На улице Шопена и Совиньского закружил водоворот. Они не попали к княгине. Проголодавшись, они спустились в маленький подвальный погребок, один из многих на той улице. За столиком, который они выбрали, вскоре к ним присоединились двое мастеровых. Один, в блузе, перепачканной алебастром, громко бранил короля; другой доказывал ему, что слабоумный Луи-Филипп не так уж виноват в несчастьях Франции, ибо он только болванка в руках банкиров… Совиньский вмешался в разговор, он любил рассуждать о политике. Узнав, что перед ними польские изгнанники, мастеровые оживились.

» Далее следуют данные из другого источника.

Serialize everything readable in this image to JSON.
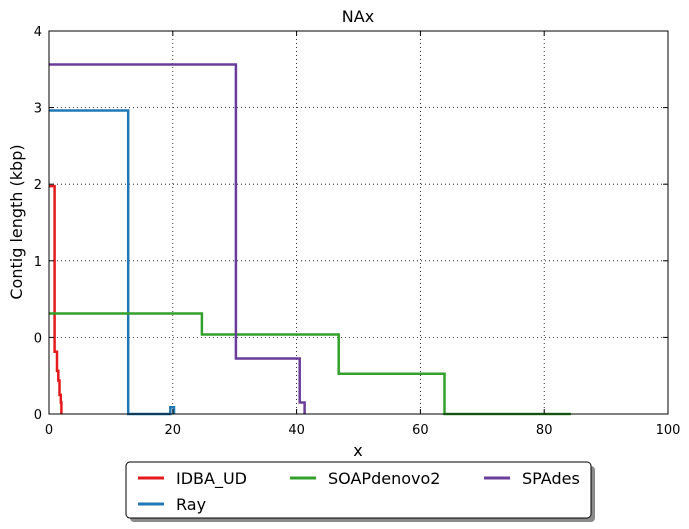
{
  "chart_data": {
    "type": "line",
    "title": "NAx",
    "xlabel": "x",
    "ylabel": "Contig length  (kbp)",
    "xlim": [
      0,
      100
    ],
    "ylim": [
      0,
      4
    ],
    "x_ticks": [
      "0",
      "20",
      "40",
      "60",
      "80",
      "100"
    ],
    "y_ticks": [
      "0",
      "0",
      "1",
      "2",
      "3",
      "4"
    ],
    "grid": true,
    "legend_position": "bottom-outside",
    "series": [
      {
        "name": "IDBA_UD",
        "color": "#e41a1c",
        "x": [
          0,
          0.9,
          0.9,
          1.3,
          1.3,
          1.5,
          1.5,
          1.7,
          1.7,
          1.9,
          1.9,
          2.0,
          2.0
        ],
        "y": [
          2.38,
          2.38,
          0.65,
          0.65,
          0.45,
          0.45,
          0.35,
          0.35,
          0.2,
          0.2,
          0.12,
          0.12,
          0
        ]
      },
      {
        "name": "Ray",
        "color": "#1f78b4",
        "x": [
          0,
          12.8,
          12.8,
          15.5,
          15.5,
          17.8,
          17.8,
          19.6,
          19.6,
          20.2,
          20.2
        ],
        "y": [
          3.17,
          3.17,
          -0.05,
          -0.05,
          -0.2,
          -0.2,
          -0.35,
          -0.35,
          0.07,
          0.07,
          0
        ]
      },
      {
        "name": "SOAPdenovo2",
        "color": "#33a02c",
        "x": [
          0,
          24.7,
          24.7,
          46.8,
          46.8,
          63.9,
          63.9,
          72.7,
          72.7,
          80.0,
          80.0,
          84.3,
          84.3
        ],
        "y": [
          1.05,
          1.05,
          0.83,
          0.83,
          0.42,
          0.42,
          -0.2,
          -0.2,
          -0.35,
          -0.35,
          -0.55,
          -0.55,
          0
        ]
      },
      {
        "name": "SPAdes",
        "color": "#6a3d9a",
        "x": [
          0,
          30.2,
          30.2,
          40.5,
          40.5,
          41.3,
          41.3
        ],
        "y": [
          3.65,
          3.65,
          0.58,
          0.58,
          0.12,
          0.12,
          0
        ]
      }
    ]
  }
}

– У нас с вами одно общее дело, гражданин! – сказал Шопену его сосед в перепачканной блузе. Это суровое и благородное обращение понравилось Фридерику, даже польстило ему. Оно было гораздо выразительнее, чем безличное «сударь», «месье»; оно в какой-то степени являлось характеристикой и говорило об уважении, о доверии. Совиньский тоже прошелся насчет короля и с видимым удовольствием повторил: – Ситуайен, гражданин…

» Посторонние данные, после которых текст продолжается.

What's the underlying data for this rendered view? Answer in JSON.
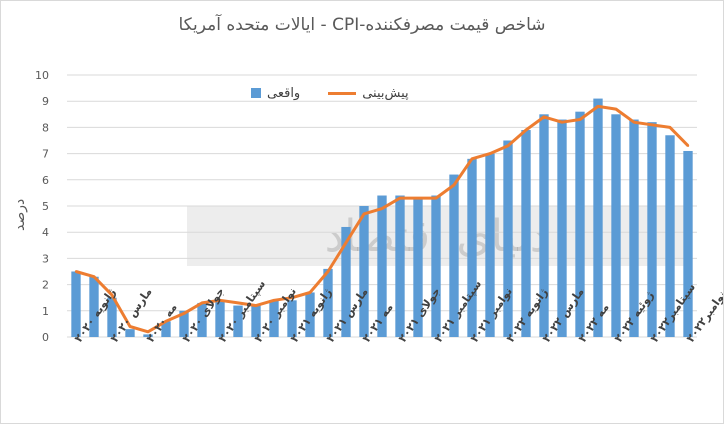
{
  "title": "شاخص قیمت مصرفکننده-CPI - ایالات متحده آمریکا",
  "watermark": "دنیای اقتصاد",
  "legend": {
    "bars_label": "واقعی",
    "line_label": "پیش‌بینی"
  },
  "colors": {
    "bars": "#5b9bd5",
    "line": "#ed7d31",
    "grid": "#d9d9d9",
    "text": "#595959"
  },
  "chart_data": {
    "type": "bar",
    "title": "شاخص قیمت مصرفکننده-CPI - ایالات متحده آمریکا",
    "ylabel": "درصد",
    "xlabel": "",
    "ylim": [
      0,
      10
    ],
    "yticks": [
      0,
      1,
      2,
      3,
      4,
      5,
      6,
      7,
      8,
      9,
      10
    ],
    "grid": true,
    "legend_position": "top",
    "x_tick_labels": [
      {
        "index": 0,
        "label": "ژانویه ۲۰۲۰"
      },
      {
        "index": 2,
        "label": "مارس ۲۰۲۰"
      },
      {
        "index": 4,
        "label": "مه ۲۰۲۰"
      },
      {
        "index": 6,
        "label": "جولای ۲۰۲۰"
      },
      {
        "index": 8,
        "label": "سپتامبر ۲۰۲۰"
      },
      {
        "index": 10,
        "label": "نوامبر ۲۰۲۰"
      },
      {
        "index": 12,
        "label": "ژانویه ۲۰۲۱"
      },
      {
        "index": 14,
        "label": "مارس ۲۰۲۱"
      },
      {
        "index": 16,
        "label": "مه ۲۰۲۱"
      },
      {
        "index": 18,
        "label": "جولای ۲۰۲۱"
      },
      {
        "index": 20,
        "label": "سپتامبر ۲۰۲۱"
      },
      {
        "index": 22,
        "label": "نوامبر ۲۰۲۱"
      },
      {
        "index": 24,
        "label": "ژانویه ۲۰۲۲"
      },
      {
        "index": 26,
        "label": "مارس ۲۰۲۲"
      },
      {
        "index": 28,
        "label": "مه ۲۰۲۲"
      },
      {
        "index": 30,
        "label": "ژوئیه ۲۰۲۲"
      },
      {
        "index": 32,
        "label": "سپتامبر۲۰۲۲"
      },
      {
        "index": 34,
        "label": "نوامبر۲۰۲۲"
      }
    ],
    "series": [
      {
        "name": "واقعی",
        "type": "bar",
        "values": [
          2.5,
          2.3,
          1.5,
          0.3,
          0.1,
          0.6,
          1.0,
          1.3,
          1.4,
          1.2,
          1.2,
          1.4,
          1.4,
          1.7,
          2.6,
          4.2,
          5.0,
          5.4,
          5.4,
          5.3,
          5.4,
          6.2,
          6.8,
          7.0,
          7.5,
          7.9,
          8.5,
          8.3,
          8.6,
          9.1,
          8.5,
          8.3,
          8.2,
          7.7,
          7.1
        ]
      },
      {
        "name": "پیش‌بینی",
        "type": "line",
        "values": [
          2.5,
          2.3,
          1.6,
          0.4,
          0.2,
          0.6,
          0.9,
          1.3,
          1.4,
          1.3,
          1.2,
          1.4,
          1.5,
          1.7,
          2.5,
          3.6,
          4.7,
          4.9,
          5.3,
          5.3,
          5.3,
          5.8,
          6.8,
          7.0,
          7.3,
          7.9,
          8.4,
          8.2,
          8.3,
          8.8,
          8.7,
          8.2,
          8.1,
          8.0,
          7.3
        ]
      }
    ]
  }
}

С наступлением темноты толпа на улицах поредела. Демонстранты расходились с горящими факелами в руках. В одиннадцать часов как достойное завершение этого дня грянула «Марсельеза».
Глава вторая
Князья Чарторыйские и Радзивиллы ввели Шопена в круг парижской аристократии, в четвертый круг Дантова ада. И снова, как шесть лет тому назад, он мог наблюдать жизнь беспечных людей, избалованных богатствам и роскошью. Они были, пожалуй, опаснее Водзиньских. Те слишком долго прожили в своем замке и не успели усовершенствовать свои недостатки; эти же изощрились в лицемерии и злословии, во всех оттенках замаскированного светского равнодушия.
Шопен уже не был пятнадцатилетним мальчиком. Он не доверял утонченной любезности аристократов. Он знал, что, называя его лучшим другом, они вовсе не нуждаются в его дружбе, и если бы он в провинциальной наивности вздумал каким-нибудь поступком или словом закрепить это кажущееся равенство, ему высокомерно напомнили бы о дистанции, которая существует между ним и его покровителями. Впрочем, были артисты, которых они приблизили к себе. Но через какие испытания должны были пройти эти избранные, чтобы достичь высшей милости! И это были далеко не лучшие артисты. Фридерик мог убедиться, как невзыскателен и неразборчив вкус светских законодателей, хотя обо всех искусствах они рассуждали охотно, довольно бойко, употребляя специальные термины и лишь в редких случаях путая акварель с пастелью, а каватину с кантиленой.[15] Но ни в одной области они не высказывали столько вздора, как в музыке, и ни о чем не судили так смело, ибо никто, кроме самих музыкантов, не мог разоблачить их, а музыканты, подавленные своей зависимостью, молчали.
Несмотря на симпатию парижан к полякам, Шопену не скоро удалось проявить себя как музыканту. В салонах были свои любимцы, баловни моды и сезона. Моды менялись, любимцы – также, но не всякому новичку удавалось сразу обратить на себя внимание. Раньше других был замечен Сигизмунд Тальберг. Он был одним из немногих, кого в салоне считали своим, и мог бы рассчитывать на блестящую партию. Говорили, что родители богатой и капризной графини Мерси д'Аржанто приняли его предложение. Шопен не завидовал Тальбергу, но, как ни странно, он оказался одним из тех новичков, которые долго остаются в тени.